I’ll never forget sitting at my parent’s kitchen window, watching the neighborhood kids pass by on parade in front of my house. I was never invited to join in the good times with any sincerity. Thank goodness social media wasn’t a thing back then; seeing them through the window was difficult enough.
As much as I wanted to be part of the “in” crowd and be welcomed with open arms by peers who frequently did quite the opposite, I always tried to embrace my mom’s wisdom. She would share with me that “popularity,” as 7th graders define it, was a myth. Enhancing others’ lives through kindness, authenticity, and genuine care – that’s what makes you truly popular. I did my best to show up with this in mind, seeking a real connection with anyone and everyone, trying not to worry about what that “in-crowd” may think.
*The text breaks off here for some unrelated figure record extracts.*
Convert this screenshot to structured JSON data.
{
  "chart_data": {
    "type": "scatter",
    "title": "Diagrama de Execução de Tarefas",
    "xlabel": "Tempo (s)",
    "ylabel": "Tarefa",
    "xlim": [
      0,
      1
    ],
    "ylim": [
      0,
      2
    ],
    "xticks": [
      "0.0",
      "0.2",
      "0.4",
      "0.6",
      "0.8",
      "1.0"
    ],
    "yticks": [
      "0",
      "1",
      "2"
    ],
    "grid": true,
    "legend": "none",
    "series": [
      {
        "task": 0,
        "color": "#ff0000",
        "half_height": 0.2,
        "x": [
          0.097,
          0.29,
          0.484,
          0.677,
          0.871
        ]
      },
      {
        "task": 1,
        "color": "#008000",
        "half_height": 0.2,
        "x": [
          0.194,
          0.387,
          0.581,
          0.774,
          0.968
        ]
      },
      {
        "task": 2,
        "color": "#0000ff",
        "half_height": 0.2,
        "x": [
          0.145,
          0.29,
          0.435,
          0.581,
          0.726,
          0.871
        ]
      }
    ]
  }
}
Fast forward several decades later, I’m more grateful than regretful for that time. You learn a lot being on the outside of something, especially about how to show up as a leader. Here are some of my favorite lessons learned from these early years:
Titles don’t matter, but how you treat people does. I wasn’t one of the “popular” kids, but the title never mattered – then or now. Kindness did a whole lot more than a label ever did. Replace “popular” with a leadership title, role, or rank you hold today. No matter what your title, treat people well.
Remember what it feels like to be down and support others when they experience low points. Remember what it feels like to be on the outside looking in. It’s not an experience you quickly forget, and you gain much perspective from it. We’ve all been down before. One of the best lessons from tough times is the value of doing your best to lift others. You’ll always win when you’re doing right by people.
Be true to yourself. I spent many early days figuring out who I was. Sometimes my authentic self is too much for people. Be you anyways. Showing up as yourself is better than showing up as someone else every day of the week. Authenticity is where peace lies. If you accept yourself, you’re bound to find peace.
You’ve undoubtedly had many defining moments that shaped the “you” you are today. What lessons did you learn from those experiences that you carried into adulthood? And how have they shaped the way you lead?